Treatment of Stage I Seminoma.
Stage I testicular seminoma is a curable condition. The primary treatment is high inguinal orchiectomy. The treatment options after surgery includes radiotherapy, chemotherapy with single agent carboplatin and active surveillance. Radiotherapy has evolved over the past decades with reduced treatment volume and radiation dose without compromising the outcome.

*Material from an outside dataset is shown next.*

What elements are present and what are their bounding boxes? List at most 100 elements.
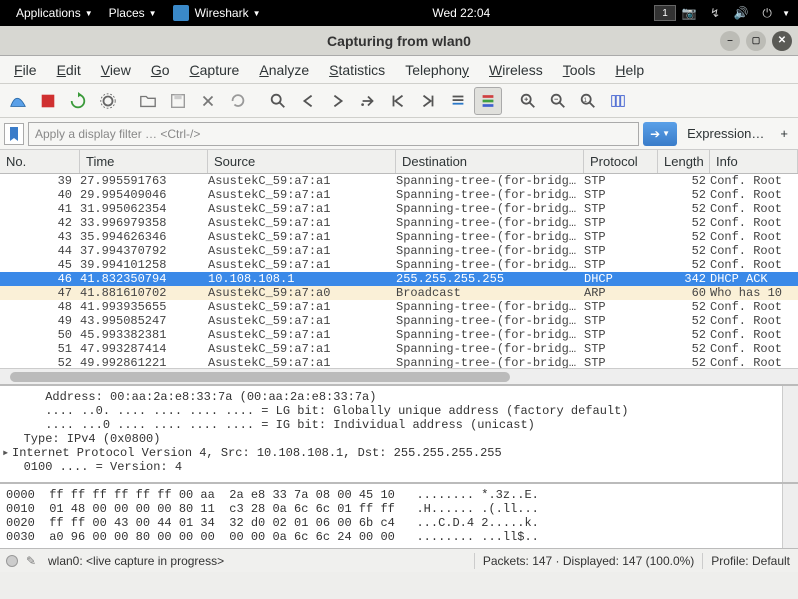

Para aortic strip radiation 20 Gy in 10 fractions is equivalent to single agent carboplatin. Active surveillance is an acceptable approach for patients without adverse factors. There is no data comparing treatment versus active surveillance till date. This article reviews the evidences for each approach. Testicular cancer constitutes 1-2% of all cancers in men. The age standardized incidence varies from 0.6 in Asia to 12.2 in Norway per 100,000 men.
Testicular Germ Cell Tumors are broadly classified into Seminoma and Non-seminoma groups. They represent one among the few curable malignancies. Their exquisite sensitivity to chemotherapy and radiation is the reason behind the success story. Pure seminoma accounts for nearly half of all diagnosed GCT and appear increasing.
The median age at presentation is around 40 years, a decade later than non-seminoma. Stage I seminoma refers to disease limited to testis with normal tumor markers. The options available for stage I seminoma after orchiectomy are chemotherapy, radiotherapy or active surveillance.
This has given rise to a debate of selecting the optimal treatment strategy. Most often patients with testicular tumor present with discomfort or swelling in the scrotum. If an intratesticular mass is suspected, an ultrasound of the scrotumaids in confirming the diagnosis as well as evaluate the contralateral testis.
βHCG can be produced by both seminomatous and nonseminomatous tumors, but AFP is produced by non-seminomatous tumors only. If the pathological diagnosis is pure seminoma with elevated pre-operative AFP, then it must be considered and treated as non-seminoma.